Now, with the abolition of DDT, companies will be able to successfully distribute dividends within the group without incurring DDT costs. This will be particularly helpful to listed companies, which will be able to receive dividends from their joint venture/ subsidiary/ associate and distribute the same to the ultimate shareholder without incurring DDT cost.
Even in unlisted companies/ groups, dividends may be received from the joint venture/ subsidiary/ associate with a one-time tax cost, where the dividend is retained at the recipient company level.

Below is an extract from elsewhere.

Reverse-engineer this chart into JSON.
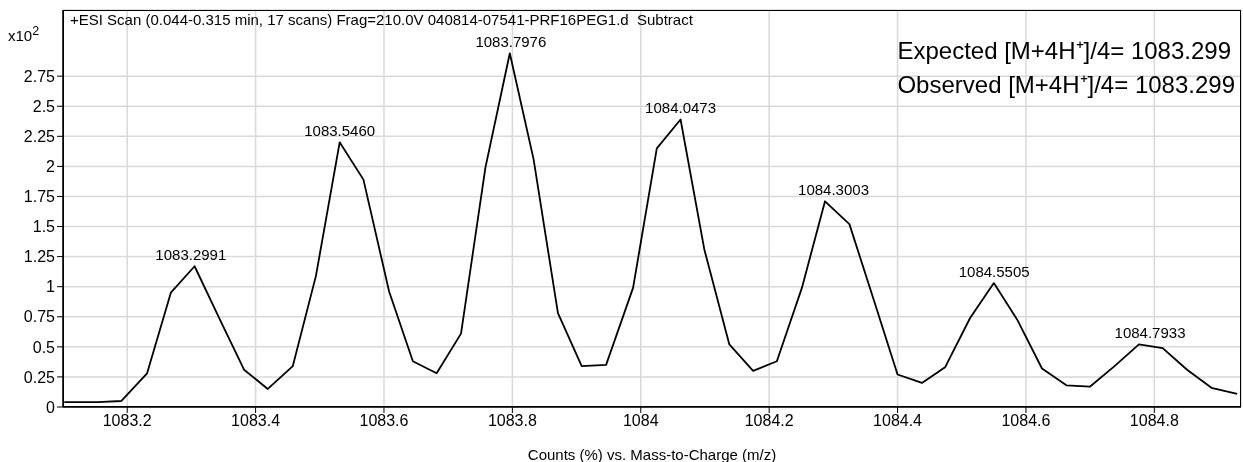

This amendment will also be a positive move for foreign investors who do not currently receive the benefit of DDT tax credit in their home jurisdictions. Such foreign investors will now be able to avail credit of such taxes withheld, subject to the availability of the benefit of the tax treaty.

However, the relief of dividend income from foreign companies to Indian company is not available but the government is in due consideration to provide relief so the investor can invest freely without considering the cost so that our economy develop efficiently, speedily and globally.

Tax reduction doesn’t mean tax avoidance always.